Testing of Solar2000 EUV flux model between 900-1350 A using Greenline Dayglow Emission

TL;DR

This study evaluates the Solar2000 V2.25 EUV flux model's accuracy in predicting greenline dayglow emissions between 92-105 km altitude, finding it generally improves upon previous models but requires refinement for mesospheric peaks.

Contribution

It provides a detailed comparison of the Solar2000 V2.25 model with WINDII observations, highlighting areas for model improvement in mesospheric emission predictions.

Findings

Solar2000 V2.25 model aligns well with observations at 92-96 km

Discrepancies exist in mesospheric peak regions

Reexamination of spectral line fluxes is recommended

Abstract

The contribution of photodissociation of molecular oxygen to the total volume emission rate of greenline dayglow emission at 5577 A is modelled in the present study.
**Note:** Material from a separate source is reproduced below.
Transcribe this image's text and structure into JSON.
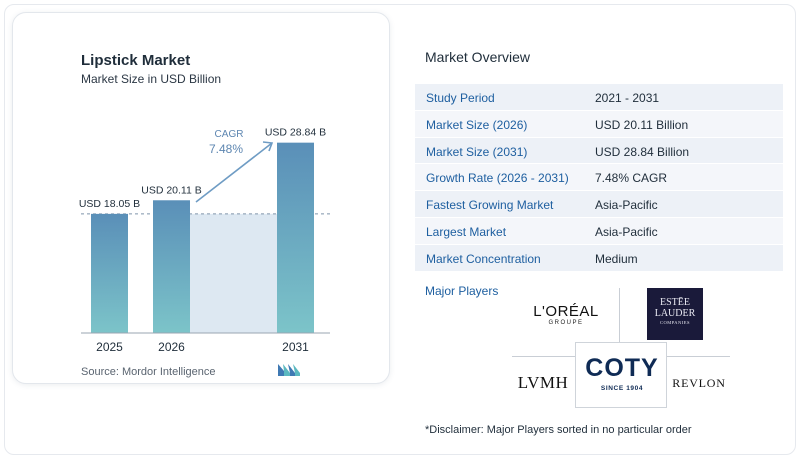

The Solar EUV radiation fluxes for the modelling are obtained from the Solar2000 V 2.25 model. The modelling has been done in the altitude range of 92 - 105 Km, where the photodissociation and the three body recombination are the main contributing processes to the greenline dayglow emission. The present results are discussed in the light of Wind Imaging Interferometer (WINDII) observations of greenline dayglow emission in the altitude range of 92 - 105 Km. It is found that the Solar2000 V2.25 flux model gives better agreement with the WINDII observations especially in the 92 - 96 Km where the earlier models predicted a very low emission rate. In the mesospheric emission peak region the present results are higher than the measurements and this discrepancy may possibly be attributed due to higher values of solar fluxes for those spectral lines which are main sources of the production of greenline dayglow emission. The present study suggests the reexamination of Solar2000 flux model at least for those spectral lines which are the main sources of greenline dayglow emission in mesospheric emission peak region.